Yes, we can drop patch 2 as well. The fact that CPU2 handles most of
the nohz idle balance is not a problem by itself

Vincent

>
> Thanks,
> Imran
>
> >>
> >> Thanks,
> >> Imran
> >>
> >> PS: I used the following dtrace snippets to get nohz_balancer_kick
> >> data shown earlier and nohz_csd_func() data shown in this message.
> >>
> >> dtrace -n 'fbt::nohz_balancer_kick:entry {printf("jiffies = %lu nohz.next_balance = %lu \n", `jiffies, `nohz.next_balance);}'
> >>
> >>
> >>
> >> fbt::nohz_csd_func:entry
> >> {
> >> this->rq = (struct rq *)arg0;
> >> this->rq_cpu = this->rq->cpu;
> >> this->rq_nohz_flags = this->rq->nohz_flags.counter;
> >> this->ts_ms = (unsigned long)(walltimestamp / 1000000);
> >> printf("ts_ms = %lu rq_cpu = %d nohz_flags = %d \n", this->ts_ms, this->rq_cpu, this->rq_nohz_flags);
> >> /*printf("[%lu] IPI received on cpu=%d\n",
> >> this->ts_ms, cpu);*/
> >> /*@ipi_rate[cpu] = count();*/
> >> }
> >>
> >>> Which kind of sched_domain topology do you have?
> >>>
> >>>
> >>>> + if (flags & NOHZ_BALANCE_KICK) {
> >>>> + unsigned int nr_idle = cpumask_weight(nohz.idle_cpus_mask);
> >>>> +
> >>>> + /*
> >>>> + * On large systems, there may always be some idle CPU(s) with
> >>>> + * rq->next_balance close to or at current time, thus causing
> >>>> + * frequent invocation of kick_ilb() from nohz_balancer_kick().
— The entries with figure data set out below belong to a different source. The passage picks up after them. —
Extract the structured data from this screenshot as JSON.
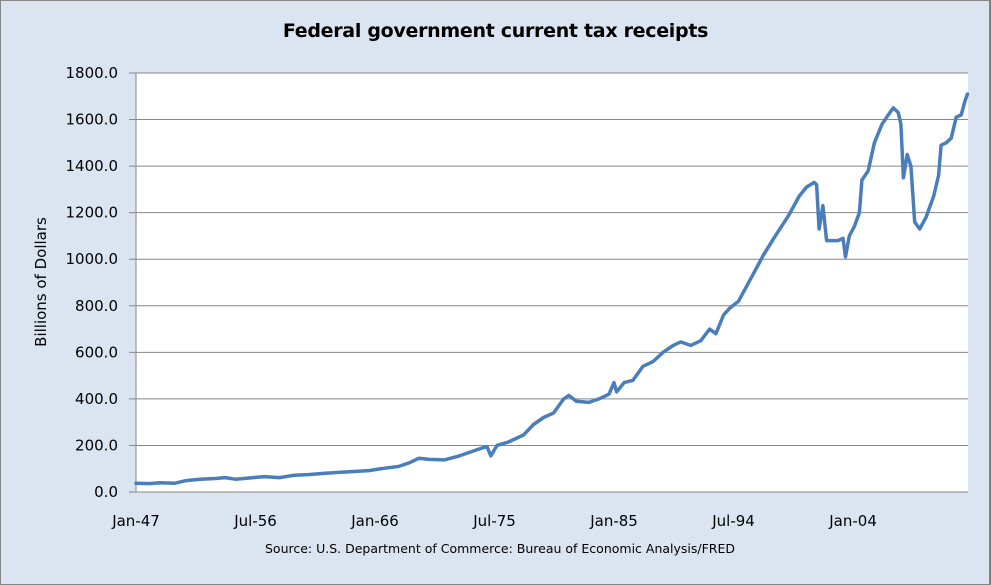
{
  "chart_data": {
    "type": "line",
    "title": "Federal government current tax receipts",
    "xlabel": "",
    "ylabel": "Billions of Dollars",
    "source": "Source: U.S. Department of Commerce: Bureau of Economic Analysis/FRED",
    "ylim": [
      0,
      1800
    ],
    "xlim": [
      1947.0,
      2013.1
    ],
    "grid": true,
    "legend": "none",
    "line_color": "#4a7ebb",
    "y_ticks": [
      "0.0",
      "200.0",
      "400.0",
      "600.0",
      "800.0",
      "1000.0",
      "1200.0",
      "1400.0",
      "1600.0",
      "1800.0"
    ],
    "y_tick_values": [
      0,
      200,
      400,
      600,
      800,
      1000,
      1200,
      1400,
      1600,
      1800
    ],
    "x_ticks": [
      "Jan-47",
      "Jul-56",
      "Jan-66",
      "Jul-75",
      "Jan-85",
      "Jul-94",
      "Jan-04"
    ],
    "x_tick_values": [
      1947.0,
      1956.5,
      1966.0,
      1975.5,
      1985.0,
      1994.5,
      2004.0
    ],
    "series": [
      {
        "name": "Federal government current tax receipts",
        "x": [
          1947.0,
          1948.1,
          1948.9,
          1950.1,
          1950.9,
          1952.1,
          1953.3,
          1954.1,
          1954.9,
          1956.0,
          1957.2,
          1958.4,
          1959.6,
          1960.8,
          1961.9,
          1963.1,
          1964.3,
          1965.5,
          1966.7,
          1967.9,
          1968.7,
          1969.5,
          1970.3,
          1971.5,
          1972.7,
          1973.5,
          1974.3,
          1974.9,
          1975.2,
          1975.7,
          1976.6,
          1977.8,
          1978.6,
          1979.4,
          1980.2,
          1981.0,
          1981.4,
          1982.0,
          1983.0,
          1983.8,
          1984.6,
          1985.0,
          1985.2,
          1985.8,
          1986.5,
          1987.3,
          1988.1,
          1988.9,
          1989.7,
          1990.3,
          1991.1,
          1991.9,
          1992.6,
          1993.1,
          1993.7,
          1994.2,
          1994.9,
          1995.5,
          1996.1,
          1996.9,
          1997.7,
          1998.3,
          1998.9,
          1999.7,
          2000.3,
          2000.9,
          2001.1,
          2001.3,
          2001.6,
          2001.9,
          2002.8,
          2003.2,
          2003.4,
          2003.7,
          2004.1,
          2004.5,
          2004.7,
          2005.2,
          2005.7,
          2006.3,
          2006.8,
          2007.2,
          2007.6,
          2007.8,
          2008.0,
          2008.3,
          2008.6,
          2008.9,
          2009.3,
          2009.8,
          2010.4,
          2010.8,
          2011.0,
          2011.4,
          2011.8,
          2012.2,
          2012.6,
          2012.9,
          2013.1
        ],
        "values": [
          38,
          36,
          40,
          38,
          48,
          55,
          58,
          62,
          55,
          60,
          66,
          62,
          72,
          75,
          80,
          84,
          88,
          92,
          102,
          110,
          125,
          145,
          140,
          138,
          155,
          170,
          185,
          195,
          155,
          200,
          215,
          245,
          290,
          320,
          340,
          400,
          415,
          390,
          385,
          400,
          420,
          470,
          430,
          470,
          480,
          540,
          560,
          600,
          630,
          645,
          630,
          650,
          700,
          680,
          760,
          790,
          820,
          880,
          940,
          1020,
          1090,
          1140,
          1190,
          1270,
          1310,
          1330,
          1320,
          1130,
          1230,
          1080,
          1080,
          1090,
          1010,
          1100,
          1140,
          1200,
          1340,
          1380,
          1500,
          1580,
          1620,
          1650,
          1630,
          1580,
          1350,
          1450,
          1400,
          1160,
          1130,
          1180,
          1270,
          1360,
          1490,
          1500,
          1520,
          1610,
          1620,
          1680,
          1710
        ]
      }
    ]
  }
}
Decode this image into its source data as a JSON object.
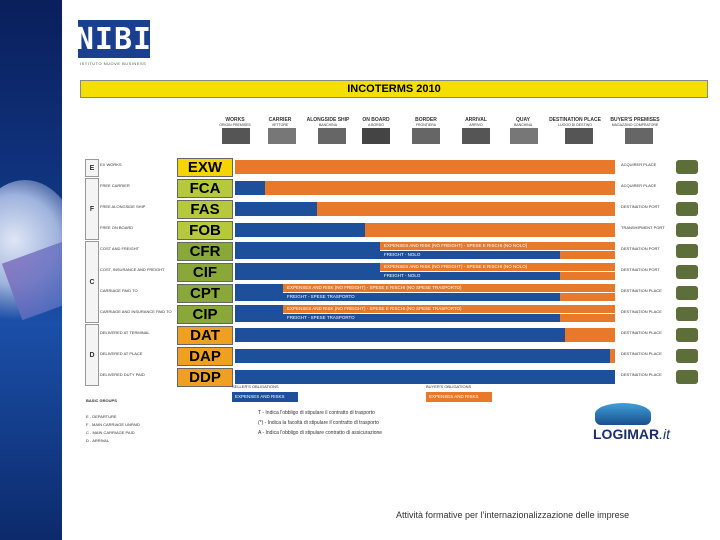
{
  "brand": {
    "logo": "NIBI",
    "logo_sub": "ISTITUTO NUOVE BUSINESS"
  },
  "title": "INCOTERMS 2010",
  "columns": [
    {
      "label": "WORKS",
      "sub": "ORIGIN PREMISES"
    },
    {
      "label": "CARRIER",
      "sub": "VETTORE"
    },
    {
      "label": "ALONGSIDE SHIP",
      "sub": "BANCHINA"
    },
    {
      "label": "ON BOARD",
      "sub": "A BORDO"
    },
    {
      "label": "BORDER",
      "sub": "FRONTIERA"
    },
    {
      "label": "ARRIVAL",
      "sub": "ARRIVO"
    },
    {
      "label": "QUAY",
      "sub": "BANCHINA"
    },
    {
      "label": "DESTINATION PLACE",
      "sub": "LUOGO DI DESTINO"
    },
    {
      "label": "BUYER'S PREMISES",
      "sub": "MAGAZZINO COMPRATORE"
    }
  ],
  "groups": [
    {
      "letter": "E"
    },
    {
      "letter": "F"
    },
    {
      "letter": "C"
    },
    {
      "letter": "D"
    }
  ],
  "rows": [
    {
      "code": "EXW",
      "label": "EX WORKS",
      "end": "ACQUIRER PLACE",
      "color": "#f5d400"
    },
    {
      "code": "FCA",
      "label": "FREE CARRIER",
      "end": "ACQUIRER PLACE",
      "color": "#b6c93c"
    },
    {
      "code": "FAS",
      "label": "FREE ALONGSIDE SHIP",
      "end": "DESTINATION PORT",
      "color": "#b6c93c"
    },
    {
      "code": "FOB",
      "label": "FREE ON BOARD",
      "end": "TRANSHIPMENT PORT",
      "color": "#b6c93c"
    },
    {
      "code": "CFR",
      "label": "COST AND FREIGHT",
      "end": "DESTINATION PORT",
      "color": "#8aa83a"
    },
    {
      "code": "CIF",
      "label": "COST, INSURANCE AND FREIGHT",
      "end": "DESTINATION PORT",
      "color": "#8aa83a"
    },
    {
      "code": "CPT",
      "label": "CARRIAGE PAID TO",
      "end": "DESTINATION PLACE",
      "color": "#8aa83a"
    },
    {
      "code": "CIP",
      "label": "CARRIAGE AND INSURANCE PAID TO",
      "end": "DESTINATION PLACE",
      "color": "#8aa83a"
    },
    {
      "code": "DAT",
      "label": "DELIVERED AT TERMINAL",
      "end": "DESTINATION PLACE",
      "color": "#f0a020"
    },
    {
      "code": "DAP",
      "label": "DELIVERED AT PLACE",
      "end": "DESTINATION PLACE",
      "color": "#f0a020"
    },
    {
      "code": "DDP",
      "label": "DELIVERED DUTY PAID",
      "end": "DESTINATION PLACE",
      "color": "#f0a020"
    }
  ],
  "bar_texts": {
    "expenses_risk": "EXPENSES AND RISK (NO FREIGHT) - SPESE E RISCHI (NO NOLO)",
    "freight_nolo": "FREIGHT - NOLO",
    "expenses_risk_transport": "EXPENSES AND RISK (NO FREIGHT) - SPESE E RISCHI (NO SPESE TRASPORTO)",
    "freight_transport": "FREIGHT - SPESE TRASPORTO"
  },
  "bottom": {
    "seller_label": "SELLER'S OBLIGATIONS",
    "seller_box": "EXPENSES AND RISKS",
    "buyer_label": "BUYER'S OBLIGATIONS",
    "buyer_box": "EXPENSES AND RISKS",
    "basic_groups": "BASIC GROUPS",
    "legend": [
      "E - DEPARTURE",
      "F - MAIN CARRIAGE UNPAID",
      "C - MAIN CARRIAGE PAID",
      "D - ARRIVAL"
    ],
    "notes": [
      "T - Indica l'obbligo di stipulare il contratto di trasporto",
      "(*) - Indica la facoltà di stipulare il contratto di trasporto",
      "A - Indica l'obbligo di stipulare contratto di assicurazione"
    ]
  },
  "partner_logo": {
    "name": "LOGIMAR",
    "suffix": ".it"
  },
  "footer": "Attività formative per l’internazionalizzazione delle imprese"
}
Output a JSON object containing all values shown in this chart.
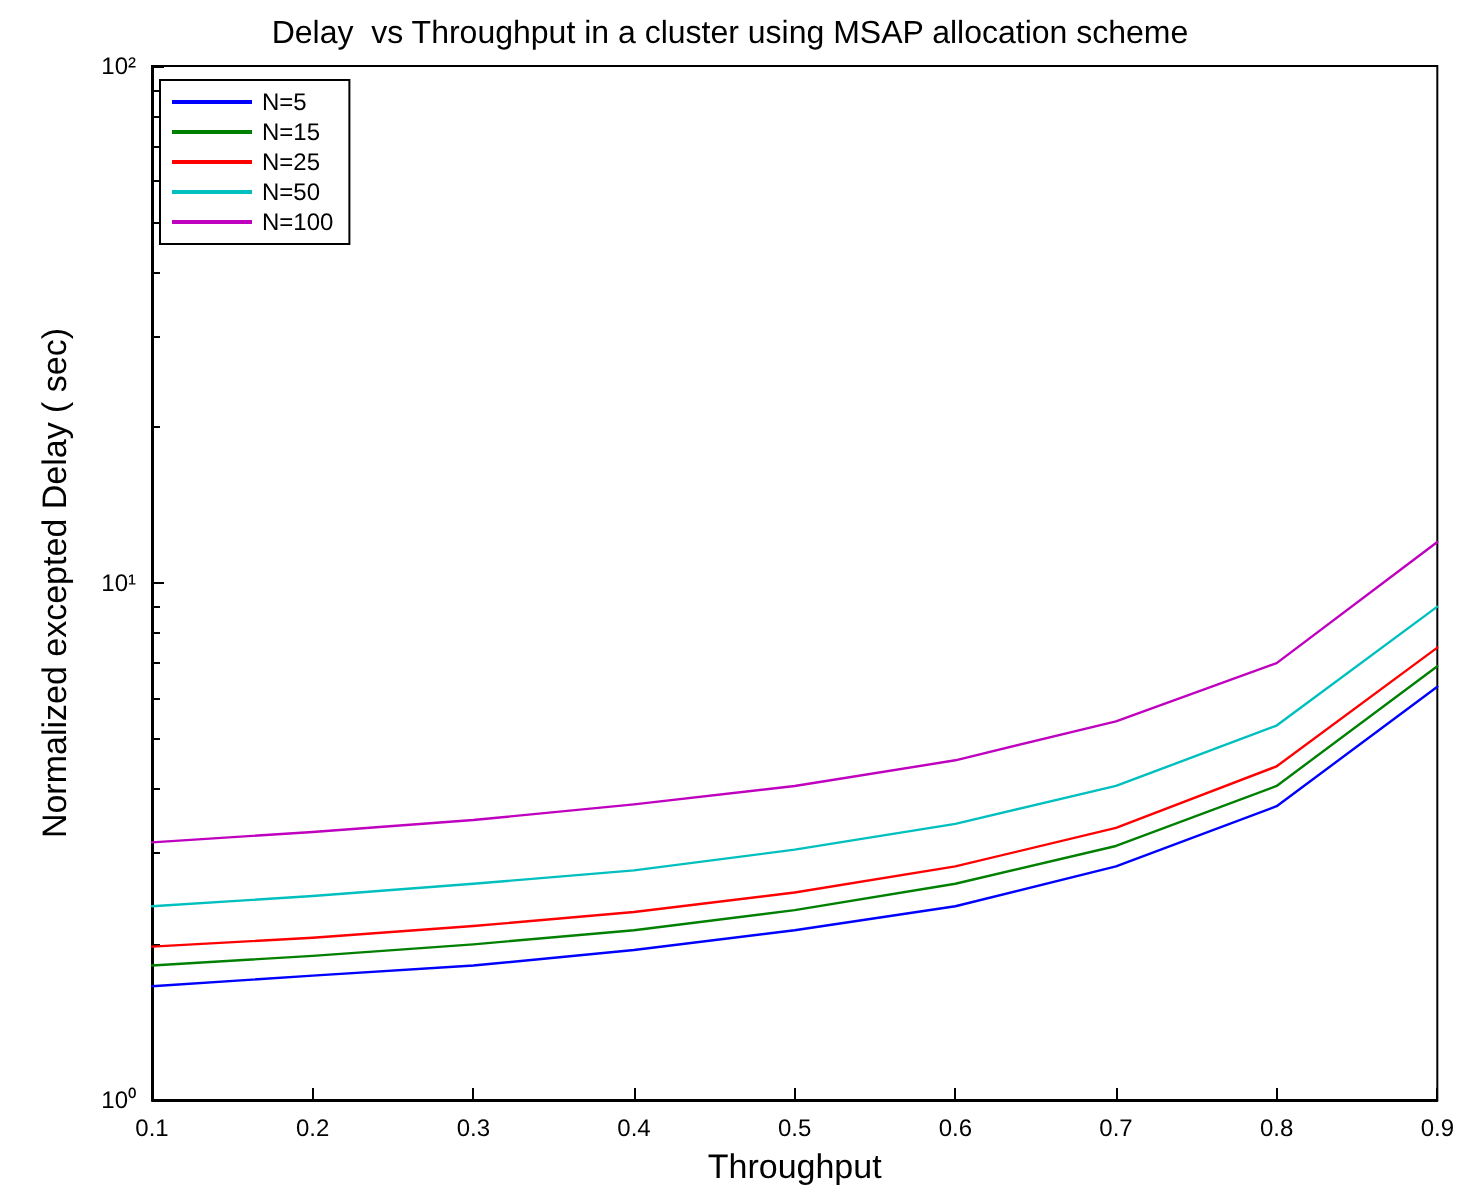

> >>>> + * Adjust next_balance based on the number of idle CPUs.
> >>>> + */
> >>>> + nohz.next_balance = jiffies + 1 + ((nr_idle > 32) ? ilog2(nr_idle) - 4 : 0);
> >>>> + }
> >>>>
> >>>> ilb_cpu = find_new_ilb();
> >>>> if (ilb_cpu < 0)
> >>>> --
> >>>> 2.34.1
> >>>>
> >>
>